Russel Overshute was surprised to see Mr. Sharp draw forth a large silk handkerchief, with spots of white upon a yellow ground, and spread it carefully over the crown of his long, deep head, and around his temples down to the fine grey eyebrows. Then lifting gaitered heels upon the flat wide bar of the iron fender—the weather being as cold as ever—in less than a minute Mr. Luke Sharp was asleep beyond all contradiction. He slept the sleep of the just, with that gentle whisper of a snore which Aristotle hints at to prove that virtue being, as she must be, in the mean, doth in the neutral third of life maintain a middle course between loud snore and silent slumber.

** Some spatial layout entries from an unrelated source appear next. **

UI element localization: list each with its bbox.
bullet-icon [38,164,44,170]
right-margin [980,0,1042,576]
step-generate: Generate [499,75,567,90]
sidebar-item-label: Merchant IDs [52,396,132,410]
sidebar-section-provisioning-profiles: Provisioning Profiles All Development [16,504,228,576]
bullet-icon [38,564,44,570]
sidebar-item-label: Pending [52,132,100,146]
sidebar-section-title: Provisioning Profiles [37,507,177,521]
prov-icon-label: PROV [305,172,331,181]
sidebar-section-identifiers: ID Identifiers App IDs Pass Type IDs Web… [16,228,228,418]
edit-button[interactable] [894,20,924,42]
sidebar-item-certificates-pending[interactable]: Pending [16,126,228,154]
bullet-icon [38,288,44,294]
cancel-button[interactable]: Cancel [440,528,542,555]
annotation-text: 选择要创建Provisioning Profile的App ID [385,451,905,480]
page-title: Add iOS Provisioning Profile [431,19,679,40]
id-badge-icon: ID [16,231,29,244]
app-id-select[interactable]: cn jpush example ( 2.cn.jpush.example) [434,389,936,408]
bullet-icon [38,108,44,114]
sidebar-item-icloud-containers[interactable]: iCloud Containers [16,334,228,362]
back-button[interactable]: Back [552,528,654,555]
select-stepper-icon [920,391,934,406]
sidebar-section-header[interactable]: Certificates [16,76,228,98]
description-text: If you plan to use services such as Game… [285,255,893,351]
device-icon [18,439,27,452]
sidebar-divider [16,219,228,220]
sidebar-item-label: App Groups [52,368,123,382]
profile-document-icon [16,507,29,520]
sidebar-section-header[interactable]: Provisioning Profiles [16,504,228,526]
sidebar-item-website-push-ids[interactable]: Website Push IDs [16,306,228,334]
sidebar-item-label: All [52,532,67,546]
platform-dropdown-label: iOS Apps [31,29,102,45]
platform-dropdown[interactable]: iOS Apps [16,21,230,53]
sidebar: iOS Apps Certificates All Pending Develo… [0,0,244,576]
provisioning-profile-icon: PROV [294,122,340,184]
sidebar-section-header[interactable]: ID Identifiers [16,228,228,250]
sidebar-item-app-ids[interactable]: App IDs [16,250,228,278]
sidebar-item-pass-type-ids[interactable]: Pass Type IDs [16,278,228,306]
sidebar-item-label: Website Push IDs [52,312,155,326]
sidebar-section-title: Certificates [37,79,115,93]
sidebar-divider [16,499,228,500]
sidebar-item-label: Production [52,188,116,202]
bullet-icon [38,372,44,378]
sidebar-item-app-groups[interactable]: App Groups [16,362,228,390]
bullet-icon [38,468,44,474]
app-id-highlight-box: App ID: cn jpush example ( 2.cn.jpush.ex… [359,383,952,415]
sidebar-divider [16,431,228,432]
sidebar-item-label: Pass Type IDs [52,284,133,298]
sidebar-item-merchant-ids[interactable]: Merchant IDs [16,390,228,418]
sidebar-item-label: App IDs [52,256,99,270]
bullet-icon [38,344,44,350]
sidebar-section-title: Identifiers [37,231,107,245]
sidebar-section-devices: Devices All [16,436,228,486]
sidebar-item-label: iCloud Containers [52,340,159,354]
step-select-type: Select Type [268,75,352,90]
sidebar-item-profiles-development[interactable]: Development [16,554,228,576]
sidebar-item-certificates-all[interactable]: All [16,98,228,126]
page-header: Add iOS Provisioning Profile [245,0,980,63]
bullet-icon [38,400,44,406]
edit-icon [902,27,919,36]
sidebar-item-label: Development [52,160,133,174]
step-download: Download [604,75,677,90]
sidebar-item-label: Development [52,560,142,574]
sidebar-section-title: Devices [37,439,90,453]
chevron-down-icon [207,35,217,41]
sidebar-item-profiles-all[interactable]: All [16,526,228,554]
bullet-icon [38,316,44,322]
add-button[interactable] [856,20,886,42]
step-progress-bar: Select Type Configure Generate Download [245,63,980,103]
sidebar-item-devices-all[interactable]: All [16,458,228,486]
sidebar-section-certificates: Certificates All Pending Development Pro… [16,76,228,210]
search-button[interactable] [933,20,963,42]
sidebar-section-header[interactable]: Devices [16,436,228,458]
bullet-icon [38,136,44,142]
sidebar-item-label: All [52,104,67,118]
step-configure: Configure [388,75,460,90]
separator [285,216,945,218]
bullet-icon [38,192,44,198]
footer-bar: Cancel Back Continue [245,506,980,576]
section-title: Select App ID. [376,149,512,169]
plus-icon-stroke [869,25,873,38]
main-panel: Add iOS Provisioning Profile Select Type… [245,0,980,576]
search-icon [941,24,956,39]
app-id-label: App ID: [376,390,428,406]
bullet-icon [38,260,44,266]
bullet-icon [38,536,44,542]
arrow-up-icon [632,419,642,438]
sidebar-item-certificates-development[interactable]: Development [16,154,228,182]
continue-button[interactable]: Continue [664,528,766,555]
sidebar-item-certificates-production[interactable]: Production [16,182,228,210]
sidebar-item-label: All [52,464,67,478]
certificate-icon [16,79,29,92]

If Mr. Sharp had striven hard to produce a powerful effect, young Overshute might have suspected him; but this calm, good sleep and pure sense of rest laid him open for all the world to take a larger view of him. No bad man could sleep like that. No narrow-minded man could be so wide to nature's noblest power. Only a fine and genial soul could sweetly thus resign itself. The soft content of well-earned repose spoke volumes in calm silence. Here was a good man (if ever there was one), at peace with his conscience, the world, and heaven!

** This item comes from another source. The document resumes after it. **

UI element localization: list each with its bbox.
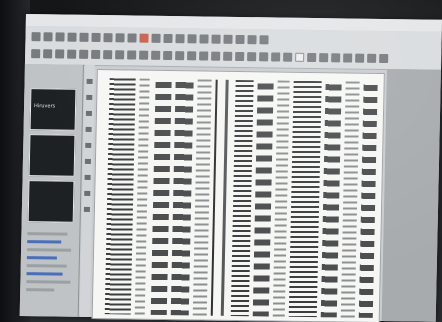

Overshute was enabled thus to look at things more loftily;—to judge a man as he should be judged, when he challenges no verdict;—to see that there are large points of view, which we lose by worldly wisdom, and by little peeps through selfish holes, too one-eyed and ungenerous. Overshute could not bear the idea of any illiberality. He hated suspicion in anybody, unless it were just; as his own should be. In this condition of mind he pondered, while the honest lawyer slept. And he could not think of anything neglected, or mismanaged much, in the present helpless state of things.

CHAPTER XV.
A SPOTTED DOG.

When at last the frost broke up, and streams began to run again, and everywhere the earth was glad that men should see her face once more; and forest-trees, and roadside pollards, and bushes of the common hedgerow, straightened their unburdened backs, and stood for spring to look at them; a beautiful young maiden came as far as she could come, and sighed; as if the beauty of the land awaking was a grief to her.

This pretty lady, in the young moss-bud, and slender-necked chalice of innocence, was laden with dews of sorrow, such as nature, in her outer dealings with the more material world, defers until autumnal night and russet hours are waiting. Scarcely in full bloom of youth, but ripe for blush or dreaminess, she felt the power of early spring, and the budding hope around her.

"Am I to be a prisoner always, ever more a prisoner?" she said, as she touched a willow catkin, the earliest of all, the silver one. She stroked the delicate silken tassel, doubtful of its prudence yet; and she looked for leaves, but none there were, and nothing to hold commune.

The feeble sun seemed well content to have a mere glimpse of the earth again, and spread his glances diffidently, as if he expected shadow. Nevertheless, there he was at last; and the world received him tenderly.

"It has been such a long, long time. It seems to grow longer, as the days draw out, and nobody comes to talk to me. My place it is to obey, of course—but still, but still—there he is again!"